Selon elle, « il faut que la personne lésée réclame ses droits, et les défendre. C’est une démarche citoyenne très importante. Pour être un bon citoyen, il fait interagir positivement au sein de la société. C’est comme ça qu’on sent qu’on a sa place dans la société et qu’on peut impacter positivement le cours des choses ».

Absence totale de confiance

Toutefois, une majorité de Libanais n’a plus du tout confiance non seulement en leurs dirigeants, mais aussi dans les institutions étatiques en général. Les soupçons de corruption et de favoritisme visent également le pouvoir judiciaire, notamment la pratique de la mainmise des politiciens sur les rouages de la justice. Certains appelant d’emblée à une enquête internationale, de crainte que les forces en place ne fassent disparaître des preuves. La querelle entre les deux pouvoirs politique et judiciaire autour de la nomination du juge qui va être chargé de l’enquête sur les causes des explosions du port est un exemple flagrant du flou artistique qui entoure la notion de reddition des comptes au Liban. Cette querelle ne fait d’ailleurs que confirmer les inquiétudes des citoyens libanais quant à l’indépendance de l’enquête.

Melhem Khalaf prévient à cet égard : « La justice est devant un examen auquel elle doit répondre par une reprise de confiance à laquelle les gens appellent et que les juges doivent assumer. Si le pouvoir judiciaire failli à cette mission de reprendre confiance, on va vers un Etat défaillant, un concept de droit international public, qui a des retombées particulièrement lourdes en conséquence juridique ».

Il ajoute: « C’est notre dernière chance, et cette chance on la cherche de tous nos vœux ».

Melhem Khalaf estime qu’«un crime impuni est un crime récompensé. La justice apaise les gens. Et quand on le fait, on établit la paix sociale, dont on a amplement besoin aujourd’hui ». Aucune société ne peut vivre en paix si elle a cette frustration permanente qu’entretiennent certains. « Dans de tels cas, on a souvent l’attention tournée vers les responsables, mais on oublie souvent les victimes. La réparation a un effet thérapeutique. Ça aide les victimes, choquées et désemparées, à sortir de leur dépression », explique pour sa part Marie Ghantous, également professeure de droit international public à l’Université Saint-Joseph.

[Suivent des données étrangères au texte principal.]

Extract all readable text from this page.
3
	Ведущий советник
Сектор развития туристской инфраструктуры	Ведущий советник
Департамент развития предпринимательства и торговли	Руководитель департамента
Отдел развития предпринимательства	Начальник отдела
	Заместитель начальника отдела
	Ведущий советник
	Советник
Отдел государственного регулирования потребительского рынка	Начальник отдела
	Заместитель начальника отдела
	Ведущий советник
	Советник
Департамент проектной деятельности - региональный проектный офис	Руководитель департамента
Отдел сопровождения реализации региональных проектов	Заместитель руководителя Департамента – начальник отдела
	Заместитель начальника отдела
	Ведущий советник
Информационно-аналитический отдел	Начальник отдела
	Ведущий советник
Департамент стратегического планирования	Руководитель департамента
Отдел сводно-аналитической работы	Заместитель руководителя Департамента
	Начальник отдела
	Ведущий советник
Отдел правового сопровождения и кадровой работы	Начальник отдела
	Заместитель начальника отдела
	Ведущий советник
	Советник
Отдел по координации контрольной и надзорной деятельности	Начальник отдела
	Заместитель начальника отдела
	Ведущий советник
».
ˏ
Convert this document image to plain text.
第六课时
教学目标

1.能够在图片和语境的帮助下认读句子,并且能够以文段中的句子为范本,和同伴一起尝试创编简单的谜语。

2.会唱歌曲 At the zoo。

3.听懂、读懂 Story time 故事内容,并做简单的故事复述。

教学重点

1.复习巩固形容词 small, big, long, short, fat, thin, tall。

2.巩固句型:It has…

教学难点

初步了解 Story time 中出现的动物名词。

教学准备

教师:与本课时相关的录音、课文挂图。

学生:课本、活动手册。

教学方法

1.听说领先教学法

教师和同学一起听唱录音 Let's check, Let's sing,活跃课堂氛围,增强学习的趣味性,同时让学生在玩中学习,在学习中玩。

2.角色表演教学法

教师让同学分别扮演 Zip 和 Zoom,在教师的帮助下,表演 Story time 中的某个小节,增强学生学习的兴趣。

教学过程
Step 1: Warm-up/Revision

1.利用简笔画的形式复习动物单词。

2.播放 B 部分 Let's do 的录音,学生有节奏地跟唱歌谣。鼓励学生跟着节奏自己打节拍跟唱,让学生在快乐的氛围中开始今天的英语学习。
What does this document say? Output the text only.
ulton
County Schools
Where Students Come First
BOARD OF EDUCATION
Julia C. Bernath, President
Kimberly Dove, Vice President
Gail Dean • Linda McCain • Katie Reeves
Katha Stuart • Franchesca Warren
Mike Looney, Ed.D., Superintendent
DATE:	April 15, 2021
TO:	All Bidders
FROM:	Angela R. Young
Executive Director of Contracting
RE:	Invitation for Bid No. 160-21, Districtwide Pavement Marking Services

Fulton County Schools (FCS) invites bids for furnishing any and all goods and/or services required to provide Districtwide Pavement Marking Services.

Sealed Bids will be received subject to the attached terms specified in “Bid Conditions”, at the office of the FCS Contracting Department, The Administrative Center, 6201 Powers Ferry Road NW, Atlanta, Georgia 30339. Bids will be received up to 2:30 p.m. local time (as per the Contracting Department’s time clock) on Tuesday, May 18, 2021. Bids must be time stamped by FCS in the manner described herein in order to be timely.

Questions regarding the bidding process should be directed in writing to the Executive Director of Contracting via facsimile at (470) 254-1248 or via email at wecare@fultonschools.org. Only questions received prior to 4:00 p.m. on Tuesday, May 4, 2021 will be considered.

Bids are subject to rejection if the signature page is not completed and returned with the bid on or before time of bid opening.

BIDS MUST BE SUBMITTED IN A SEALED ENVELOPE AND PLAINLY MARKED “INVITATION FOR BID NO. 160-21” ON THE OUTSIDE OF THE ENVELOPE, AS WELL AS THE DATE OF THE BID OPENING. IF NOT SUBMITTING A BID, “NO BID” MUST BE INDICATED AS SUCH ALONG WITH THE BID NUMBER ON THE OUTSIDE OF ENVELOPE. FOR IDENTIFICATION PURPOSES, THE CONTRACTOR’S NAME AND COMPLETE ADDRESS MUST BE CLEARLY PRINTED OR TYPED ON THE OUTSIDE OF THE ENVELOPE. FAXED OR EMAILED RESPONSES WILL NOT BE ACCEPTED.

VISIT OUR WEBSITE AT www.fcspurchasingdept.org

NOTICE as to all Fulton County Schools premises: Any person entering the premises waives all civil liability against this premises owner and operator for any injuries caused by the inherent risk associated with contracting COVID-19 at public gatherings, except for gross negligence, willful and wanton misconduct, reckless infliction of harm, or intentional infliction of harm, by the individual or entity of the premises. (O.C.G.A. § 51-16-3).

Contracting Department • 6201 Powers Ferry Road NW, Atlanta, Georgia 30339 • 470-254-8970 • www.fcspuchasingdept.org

« Il n’a pas de démocratie tant qu’il y a impunité et tant qu’il n’y a pas reddition des comptes», affirme Salah Honein, juriste et ancien député. « Il faut assumer ses responsabilités et en cas de manquement, il faut subir une sanction. Tant qu’on n’a pas ces deux bases fondamentales, on ne peut pas espérer un Etat de droit au Liban », ajoute-t-il. Selon lui, « pour briser l’impunité, il faut briser le système mafieux qui la couvre. Il faut surtout briser le mur de la peur afin de pouvoir designer, d’une manière impartiale et juste, tous ceux qui sont responsable de cette tragédie ».

Pour M. Honein, « il est impératif que ces procès aient lieu. Et la balle est aujourd’hui dans les mains de la Justice. Nous espérons donc que les juges aient la conscience et la vigilance nécessaires dans cette situation exceptionnelle ».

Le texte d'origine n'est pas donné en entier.